Road traffic in England and Wales could grow by as much as 54% between 2025 and 2060 according to the latest analysis by the Department for Transport (DfT).
The National Road Traffic Projections 2022 study says that under all the scenarios tested, traffic volume is set to rise with the most modest estimate being an increase of 8%.
Under the ‘core’ scenario traffic could rise by 22%.
There will be corresponding growth in delays which could go up by anywhere between 6% and 85% over the same period, as measured in “average delay per vehicle per mile in seconds”.
However, under all of the projections “tailpipe CO2e emissions from road transport are projected to fall by between 34% and 98% by 2060”, says the DfT.
The report warns that “there is significant uncertainty in long term travel demand.”
The factors with the biggest influence on future traffic volume are:
number and type of households
But there are other influences:
“The lowest levels of traffic are seen in the Behavioural Change Scenario which assumes increased flexible working, online shopping and reduced rates of driving licence holding among younger cohorts.”
The roll out of driverless cars could also have a large impact:
“The highest growth is seen in the Technology Scenario which assumes high and fast uptake of connected and autonomous vehicles (AVs) and high and fast uptake of electric vehicles (EVs) which are assumed to maintain their current cost advantage over petrol and diesel vehicles. This is just one potential future with AVs which assumes increased trip making for the elderly and increased driving licence holding for all. In this scenario, traffic is projected to grow by 54% between 2025 and 2060.”
Steve Gooding, Director of the RAC Foundation, said: “There are currently 5.9 million licence holders aged 70 or over in Britain so we know the demand for mobility is there amongst those of a senior age. In the foreseeable future automated vehicles offer the tantalising prospect of independence for the many millions more people who fall into the older age group but for whatever reason – cost, medical impairment – don’t currently drive.

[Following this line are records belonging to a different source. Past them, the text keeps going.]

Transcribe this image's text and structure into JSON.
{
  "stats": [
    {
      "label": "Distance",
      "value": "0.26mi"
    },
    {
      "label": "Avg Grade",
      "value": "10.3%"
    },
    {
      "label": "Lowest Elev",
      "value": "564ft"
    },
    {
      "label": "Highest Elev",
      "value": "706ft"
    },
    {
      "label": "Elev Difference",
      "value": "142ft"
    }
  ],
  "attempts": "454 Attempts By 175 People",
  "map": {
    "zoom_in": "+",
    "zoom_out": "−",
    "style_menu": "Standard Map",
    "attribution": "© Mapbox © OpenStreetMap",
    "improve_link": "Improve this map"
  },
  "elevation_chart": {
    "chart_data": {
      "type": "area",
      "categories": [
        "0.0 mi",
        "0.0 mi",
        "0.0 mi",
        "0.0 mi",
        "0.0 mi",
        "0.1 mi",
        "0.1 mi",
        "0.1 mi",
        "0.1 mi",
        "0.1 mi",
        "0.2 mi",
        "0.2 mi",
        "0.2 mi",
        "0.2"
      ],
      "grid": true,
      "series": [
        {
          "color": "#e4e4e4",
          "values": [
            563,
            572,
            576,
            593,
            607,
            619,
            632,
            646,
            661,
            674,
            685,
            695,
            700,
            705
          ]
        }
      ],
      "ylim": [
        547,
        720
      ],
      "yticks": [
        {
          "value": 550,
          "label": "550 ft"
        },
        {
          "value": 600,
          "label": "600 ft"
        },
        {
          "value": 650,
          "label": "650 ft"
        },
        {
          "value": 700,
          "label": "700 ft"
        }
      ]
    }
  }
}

“The big question, is not whether the technology will work, but how it will be made available? If everyone insists on having their own driverless car then traffic volume, and parking pressures, will rise. However, if we are prepared to access these vehicles ‘on demand’ and forego personal ownership then we could have a win-win situation: quieter roads, fewer cars shared by the many, and cheaper transport.”